An anesthesia provider is like a lifeguard. A lifeguard who stops watching the water will miss the drowning child. Prompt recognition is critical. Prolonged hypotension can lead to ischemic injury in organs like the brain, heart, and kidneys.
Treatment Approaches
Treatment of intraoperative hypotension aims to restore adequate tissue perfusion and address underlying causes. Management strategies include:
- Anticipating surgical periods to prevent, not just treat, hypotension
- Adjusting Anesthetic Depth: Reducing the dose of anesthetic drugs if excessive vasodilation or cardiac depression is suspected.
- Fluids: Administering intravenous crystalloids or colloids to correct hypovolemia.
- Vasopressors: Using agents like phenylephrine, ephedrine, or norepinephrine to increase vascular tone and blood pressure.
- Inotropes: In cases of myocardial depression, drugs like dobutamine or epinephrine can be used to enhance cardiac output.
- Blood Products: Transfusing blood or plasma if significant hemorrhage is identified.
- Addressing Specific Causes: Treating arrhythmias, correcting electrolyte imbalances, or reversing neuraxial blockade if necessary.
- Don’t forget to plan for potential PACU changes.
Prevention and Risk Mitigation
Preoperative assessment and preparation, intraoperative vigilance, and postop planning are key to preventing hypotension.
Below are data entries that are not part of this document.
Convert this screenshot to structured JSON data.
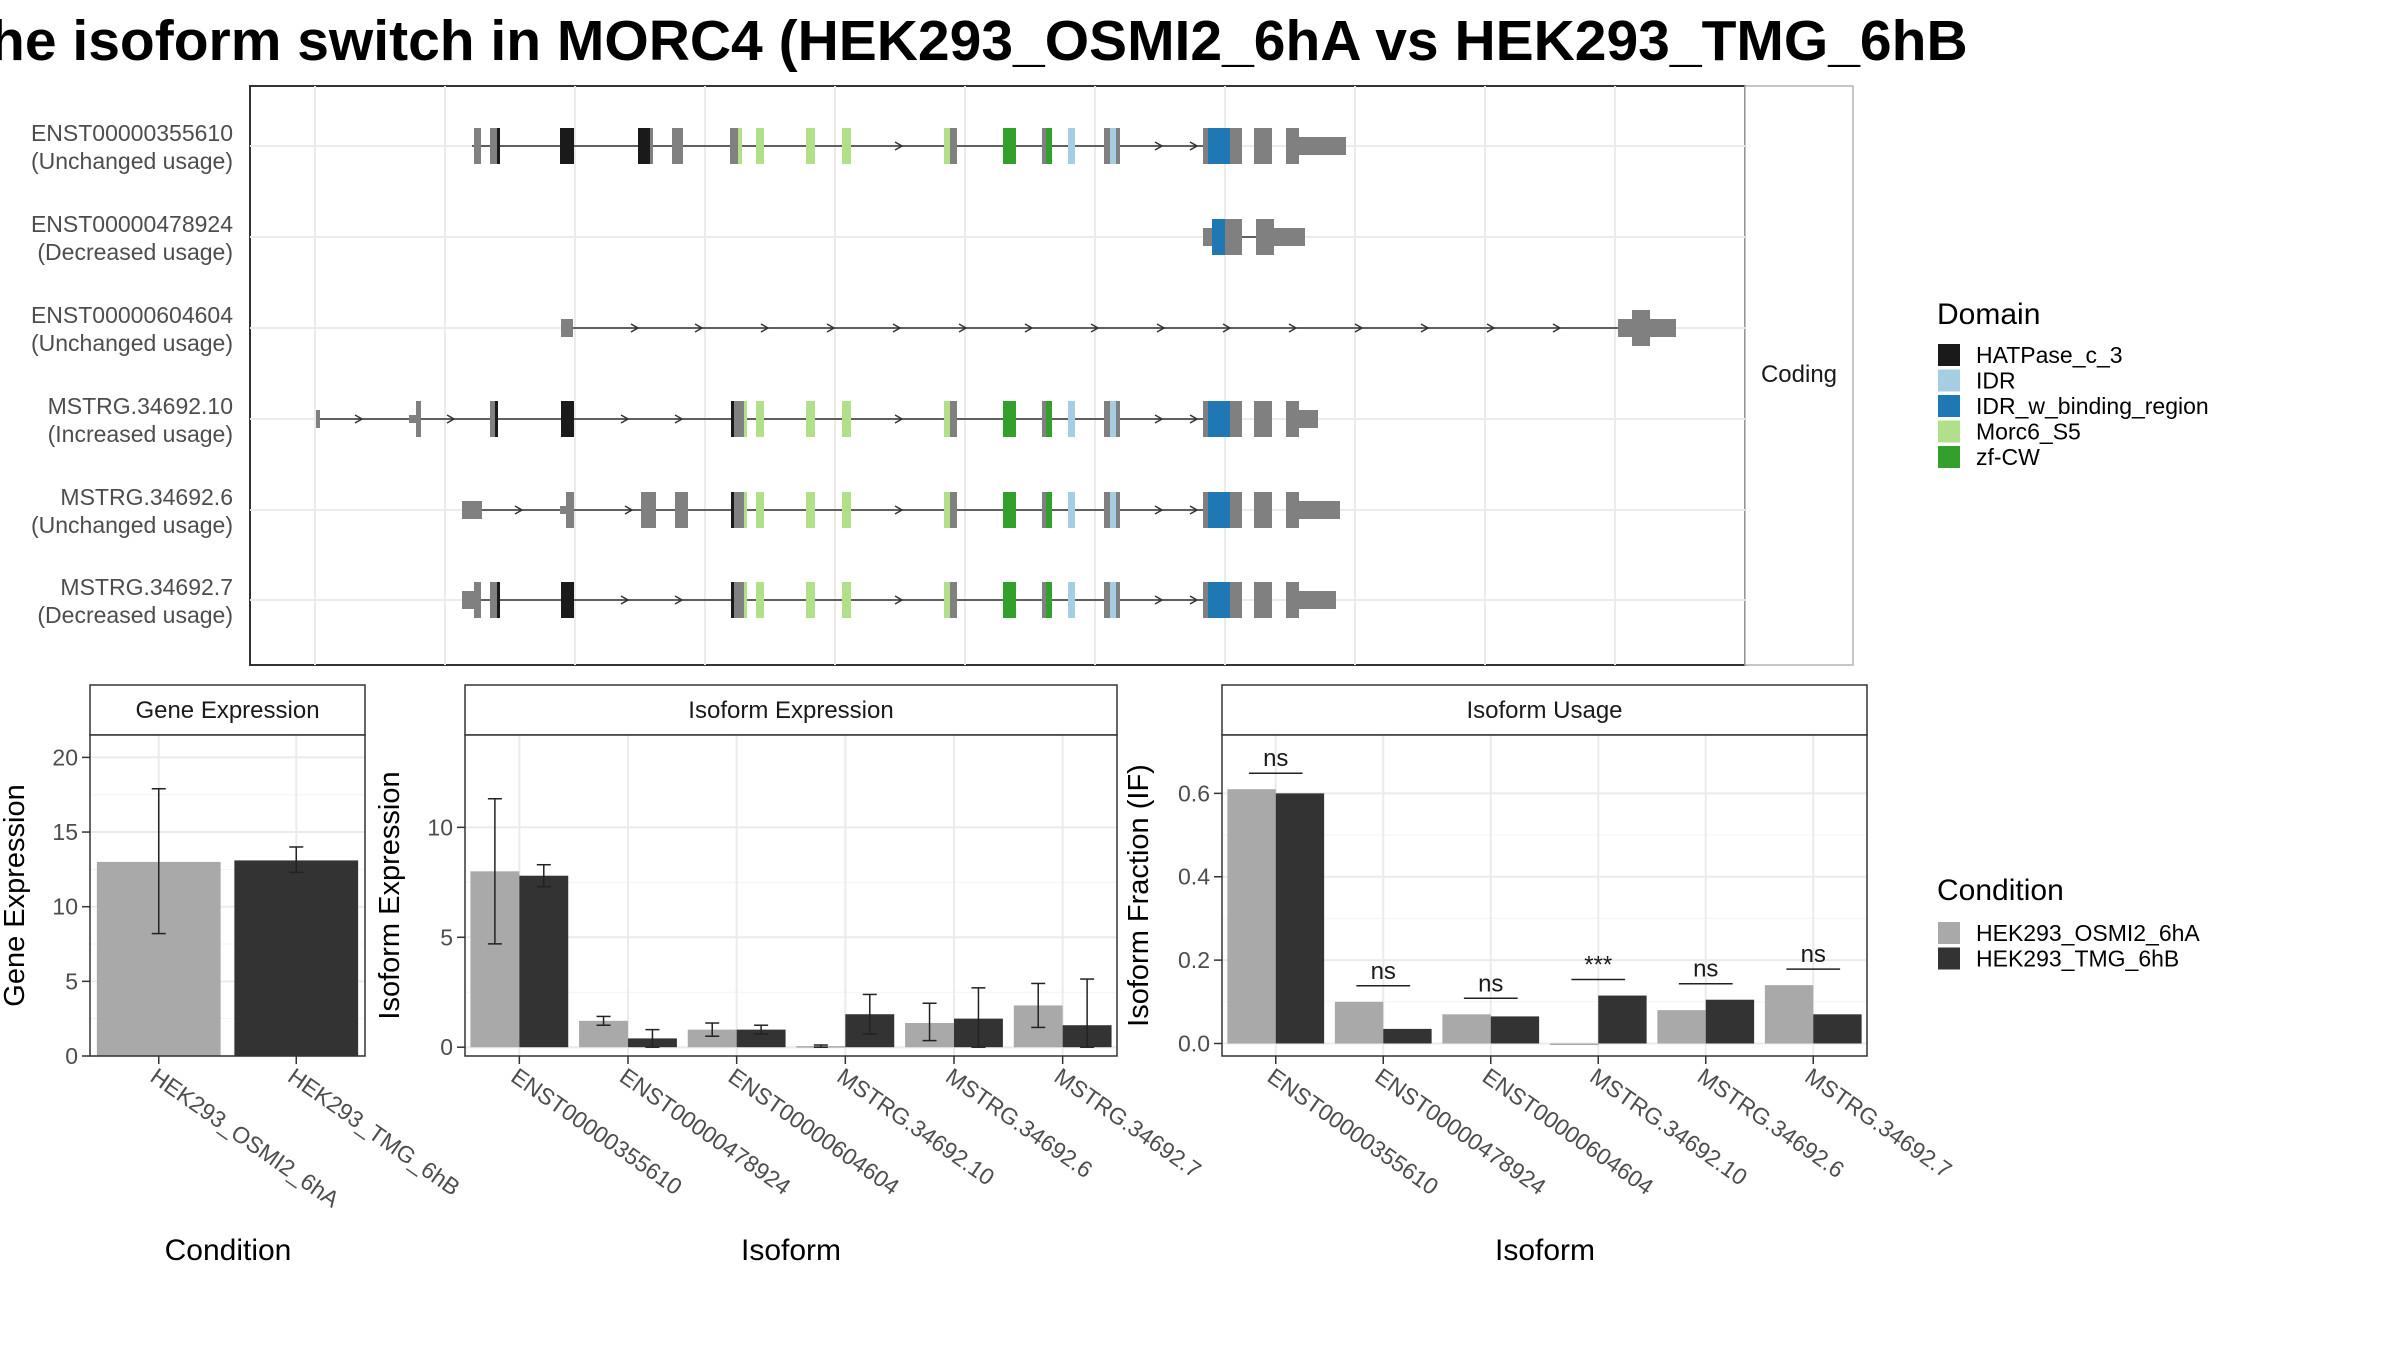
{
  "title": "he isoform switch in MORC4 (HEK293_OSMI2_6hA vs HEK293_TMG_6hB",
  "colors": {
    "HATPase_c_3": "#1a1a1a",
    "IDR": "#a6cee3",
    "IDR_w_binding_region": "#1f78b4",
    "Morc6_S5": "#b2df8a",
    "zf-CW": "#33a02c",
    "exon": "#808080",
    "cond_a": "#a9a9a9",
    "cond_b": "#333333"
  },
  "legend_domain": {
    "title": "Domain",
    "items": [
      "HATPase_c_3",
      "IDR",
      "IDR_w_binding_region",
      "Morc6_S5",
      "zf-CW"
    ]
  },
  "legend_condition": {
    "title": "Condition",
    "items": [
      "HEK293_OSMI2_6hA",
      "HEK293_TMG_6hB"
    ]
  },
  "structure": {
    "strip_label": "Coding",
    "transcripts": [
      {
        "id": "ENST00000355610",
        "usage": "(Unchanged usage)"
      },
      {
        "id": "ENST00000478924",
        "usage": "(Decreased usage)"
      },
      {
        "id": "ENST00000604604",
        "usage": "(Unchanged usage)"
      },
      {
        "id": "MSTRG.34692.10",
        "usage": "(Increased usage)"
      },
      {
        "id": "MSTRG.34692.6",
        "usage": "(Unchanged usage)"
      },
      {
        "id": "MSTRG.34692.7",
        "usage": "(Decreased usage)"
      }
    ]
  },
  "chart_data": [
    {
      "type": "bar",
      "panel_title": "Gene Expression",
      "xlabel": "Condition",
      "ylabel": "Gene Expression",
      "ylim": [
        0,
        21.5
      ],
      "yticks": [
        0,
        5,
        10,
        15,
        20
      ],
      "categories": [
        "HEK293_OSMI2_6hA",
        "HEK293_TMG_6hB"
      ],
      "values": [
        13.0,
        13.1
      ],
      "error_low": [
        8.2,
        12.3
      ],
      "error_high": [
        17.9,
        14.0
      ]
    },
    {
      "type": "bar",
      "panel_title": "Isoform Expression",
      "xlabel": "Isoform",
      "ylabel": "Isoform Expression",
      "ylim": [
        -0.4,
        14.2
      ],
      "yticks": [
        0,
        5,
        10
      ],
      "categories": [
        "ENST00000355610",
        "ENST00000478924",
        "ENST00000604604",
        "MSTRG.34692.10",
        "MSTRG.34692.6",
        "MSTRG.34692.7"
      ],
      "series": [
        {
          "name": "HEK293_OSMI2_6hA",
          "values": [
            8.0,
            1.2,
            0.8,
            0.05,
            1.1,
            1.9
          ],
          "error_low": [
            4.7,
            1.0,
            0.5,
            0.0,
            0.3,
            0.9
          ],
          "error_high": [
            11.3,
            1.4,
            1.1,
            0.1,
            2.0,
            2.9
          ]
        },
        {
          "name": "HEK293_TMG_6hB",
          "values": [
            7.8,
            0.4,
            0.8,
            1.5,
            1.3,
            1.0
          ],
          "error_low": [
            7.3,
            0.0,
            0.6,
            0.6,
            0.0,
            0.0
          ],
          "error_high": [
            8.3,
            0.8,
            1.0,
            2.4,
            2.7,
            3.1
          ]
        }
      ]
    },
    {
      "type": "bar",
      "panel_title": "Isoform Usage",
      "xlabel": "Isoform",
      "ylabel": "Isoform Fraction (IF)",
      "ylim": [
        -0.03,
        0.74
      ],
      "yticks": [
        "0.0",
        "0.2",
        "0.4",
        "0.6"
      ],
      "categories": [
        "ENST00000355610",
        "ENST00000478924",
        "ENST00000604604",
        "MSTRG.34692.10",
        "MSTRG.34692.6",
        "MSTRG.34692.7"
      ],
      "series": [
        {
          "name": "HEK293_OSMI2_6hA",
          "values": [
            0.61,
            0.1,
            0.07,
            0.0,
            0.08,
            0.14
          ]
        },
        {
          "name": "HEK293_TMG_6hB",
          "values": [
            0.6,
            0.035,
            0.065,
            0.115,
            0.105,
            0.07
          ]
        }
      ],
      "significance": [
        "ns",
        "ns",
        "ns",
        "***",
        "ns",
        "ns"
      ]
    }
  ]
}
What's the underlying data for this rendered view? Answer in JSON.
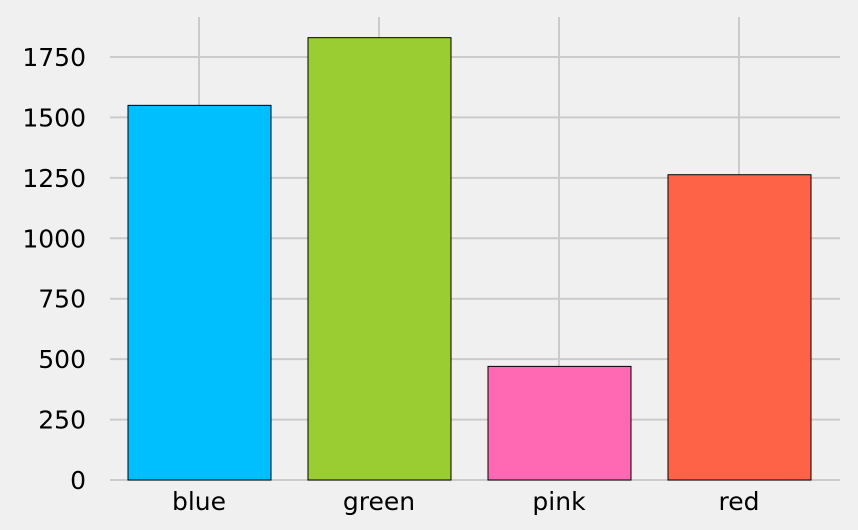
{
  "chart_data": {
    "type": "bar",
    "title": "",
    "xlabel": "",
    "ylabel": "",
    "categories": [
      "blue",
      "green",
      "pink",
      "red"
    ],
    "values": [
      1550,
      1830,
      470,
      1263
    ],
    "colors": [
      "#00bfff",
      "#9acd32",
      "#ff69b4",
      "#ff6347"
    ],
    "ylim": [
      0,
      1900
    ],
    "yticks": [
      0,
      250,
      500,
      750,
      1000,
      1250,
      1500,
      1750
    ],
    "ytick_labels": [
      "0",
      "250",
      "500",
      "750",
      "1000",
      "1250",
      "1500",
      "1750"
    ],
    "grid": true,
    "background": "#f0f0f0",
    "grid_color": "#cbcbcb",
    "bar_edge_color": "#000000"
  }
}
Strategies include:
- Identifying patients at risk (elderly, cardiac disease, hypovolemia)
- Tailoring anesthetic plans and drug choices suitably
- Ensuring adequate preoperative hydration
- Using appropriate monitoring and maintaining readiness to intervene rapidly
Don’t Forget Postoperative Hypotension
The anesthesia provider must think ahead to potential causes of postoperative hypotension. Rewarming hypotension is a good example. If a patient becomes significantly hypothermic intraoperatively, vasoconstriction will often mask hypovolemia. Once the patient rewarms in PACU, vasodilation takes place and hypotension can begin. Discussion of all causes of postoperative hypotension is beyond the scope of this article.
Conclusion
Anesthesia is not a one-size-fits-all procedure. It requires a carefully developed plan suited to each patient’s unique needs. The plan must also consider important events during surgery. For patients at higher risk, establish in advance an appropriate range for SAP/MAP.
Anesthetic recognition and treatment of intraoperative hypotension are fundamental to safe surgical care. Anesthesiologists can reduce complications by understanding the underlying mechanisms. They also enhance patient outcomes by utilizing effective monitoring techniques and implementing prompt, targeted interventions. Ongoing education and protocol development are essential to further improve the management of intraoperative hypotension.